The peaks at the values 3000-2350 cm-1, 1648.78 cm-1, 1546.16 cm-1, confirm the presence of primary amines, carboxylic acids , and nitro compounds  respectively in S. natans (Fig. 3 B). The high levels of aliphatic nitro-oxy compounds most probably contributed to protein and carbohydrate content as seen in (Fig. 2 A and B) which might render this plant as an important component in animals and fish diets .
FTIR analysis results of Ceratophyllum spp. demonstrated a presence of aromatic amines as the corresponding peak between 1321.96-1100 cm-1 was noticed  (Fig. 3 C). This submerged macrophyte has a high vegetative propagation capacity and biomass production even under modest nutritional conditions [36-41]. Furthermore, Ceratophyllum species are known for their heavy metals filtration and mineral accumulation potentials [37-40] which can be noticed from the significantly higher ash content in this plant in comparison to other studied plants (Fig. 2 D) and antibacterial potential  which was also observed in this study against S. aureus, fecal coliform, and total coliform when compared to sediment samples (Table 2). As for S. litoralis FTIR analysis revealed two major peaks at 2923-2483 cm-1 and 1650-1440 cm-1 that corresponded to HC=CH, and Cis Alkene respectively (Fig. 3 D). T. australis analysis results demonstrate two distinctive peaks, the first at 3030-2700 cm-1 was assigned a-glucose and the second at 1710-1460 cm-1 which was assigned to C=C alkane (Fig. 3 E).

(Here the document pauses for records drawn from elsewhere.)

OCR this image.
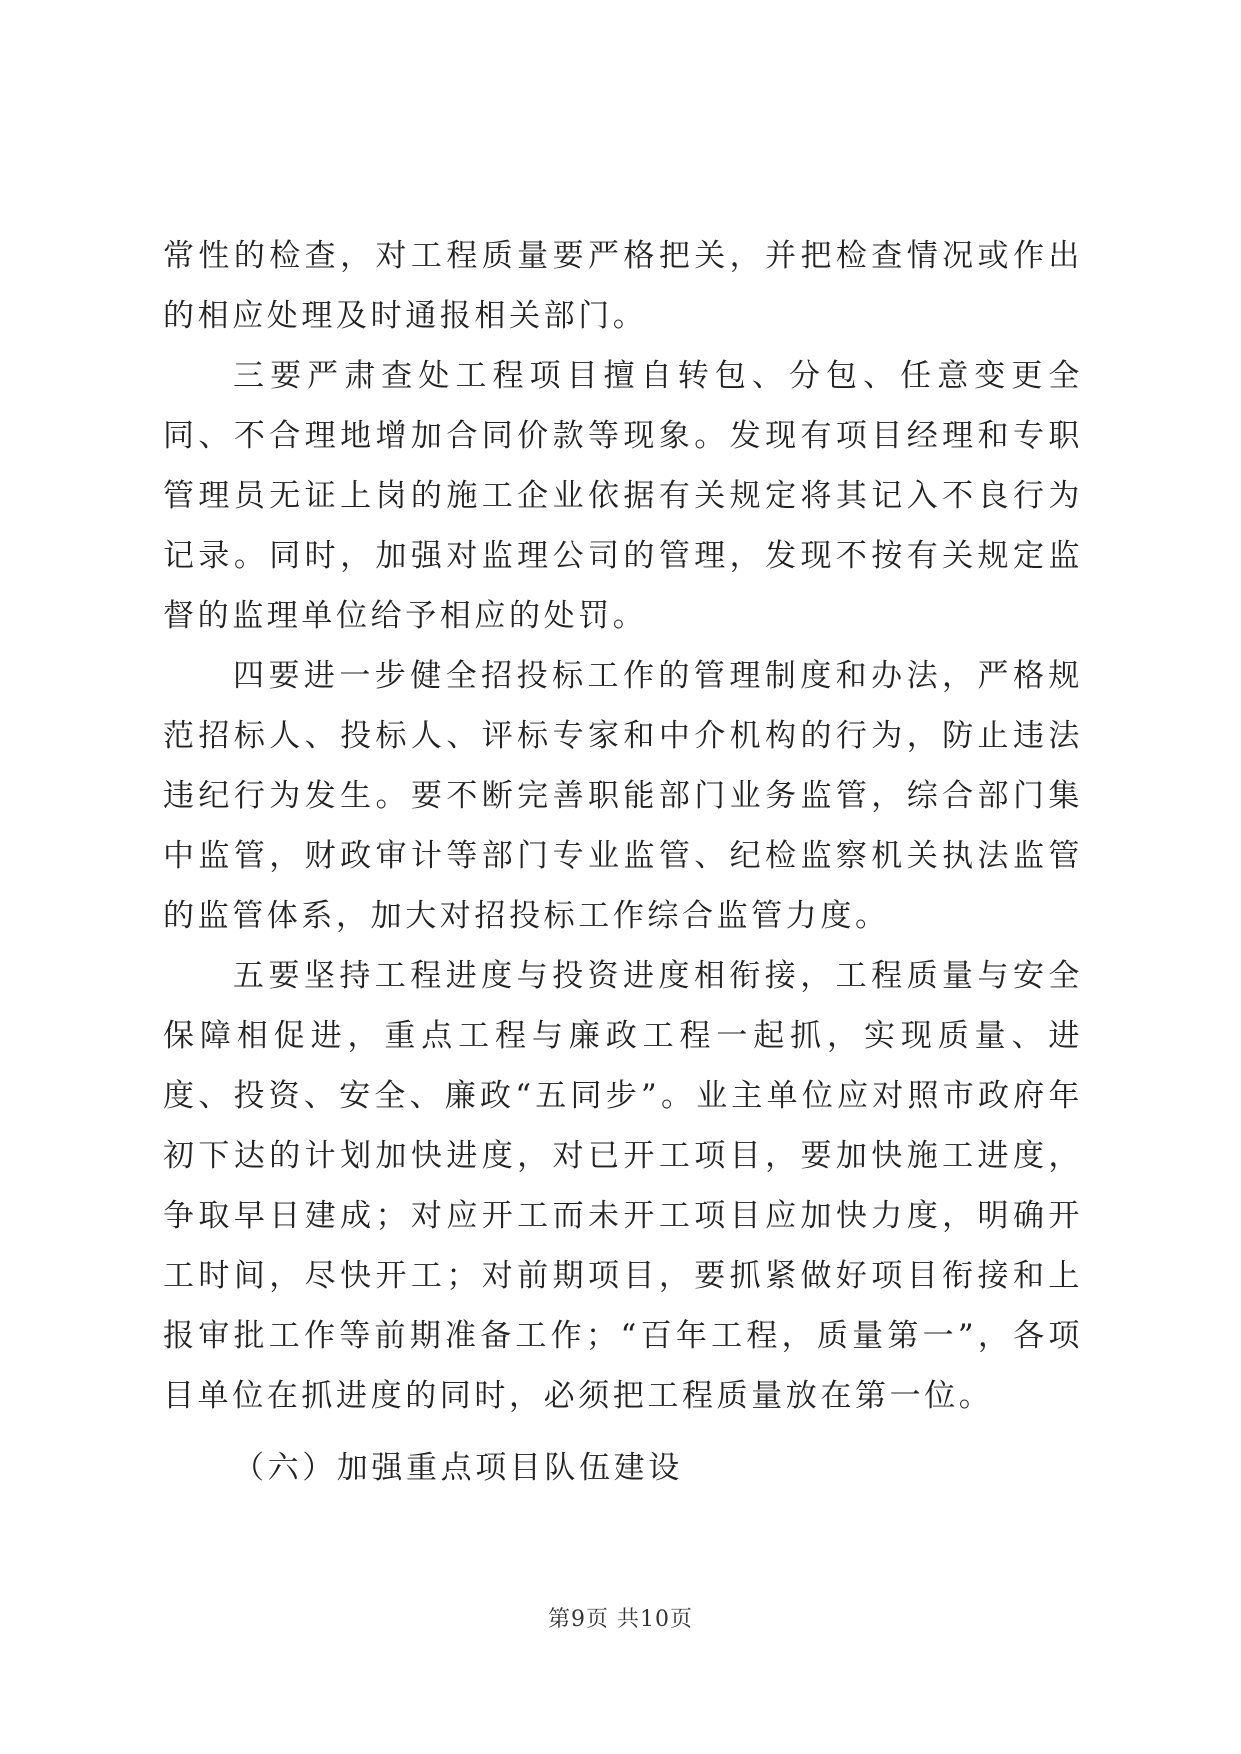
常性的检查，对工程质量要严格把关，并把检查情况或作出的相应处理及时通报相关部门。

三要严肃查处工程项目擅自转包、分包、任意变更全同、不合理地增加合同价款等现象。发现有项目经理和专职管理员无证上岗的施工企业依据有关规定将其记入不良行为记录。同时，加强对监理公司的管理，发现不按有关规定监督的监理单位给予相应的处罚。

四要进一步健全招投标工作的管理制度和办法，严格规范招标人、投标人、评标专家和中介机构的行为，防止违法违纪行为发生。要不断完善职能部门业务监管，综合部门集中监管，财政审计等部门专业监管、纪检监察机关执法监管的监管体系，加大对招投标工作综合监管力度。

五要坚持工程进度与投资进度相衔接，工程质量与安全保障相促进，重点工程与廉政工程一起抓，实现质量、进度、投资、安全、廉政“五同步”。业主单位应对照市政府年初下达的计划加快进度，对已开工项目，要加快施工进度，争取早日建成；对应开工而未开工项目应加快力度，明确开工时间，尽快开工；对前期项目，要抓紧做好项目衔接和上报审批工作等前期准备工作；“百年工程，质量第一”，各项目单位在抓进度的同时，必须把工程质量放在第一位。

（六）加强重点项目队伍建设

第9页 共10页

Figure 3. FTIR spectrum analysis of air-dried Chara vulgaris (A), Salvinia natans (B), Ceratophyllum spp. (C), Schoenoplectus litoralis (D), and Typha australis (E) samples collected from Al-Chibayish marsh
The microbial contamination status of Al-Chibayish march water is worrying as the polluted areas spread across the region with clear bacterial contamination in the local flora. However, the regional plants have managed to retain their major chemical composition within the normal ranges under pollution conditions and some types introduced clear signs of antibacterial potentials such as S. natans and Ceratophyllum spp. Furthermore, FTIR spectroscopy results showed that many of the regional plants contain various important phytochemical functional groups which increase their importance in the marsh ecosystem sustainability. More studies should be carried out to evaluate the chemical pollution in the region to provide a better understanding of the situation and to introduce effective remediation solutions. Additionally, more expanded studies regarding the phytochemical potentials of marsh flora under polluted conditions should be carried out.
Conflict of interest statement
The authors declared no conflict of interest.
The authors declared that no funding was received in relation to this manuscript.
Data availability statement
The authors declared that all related data are included in the article.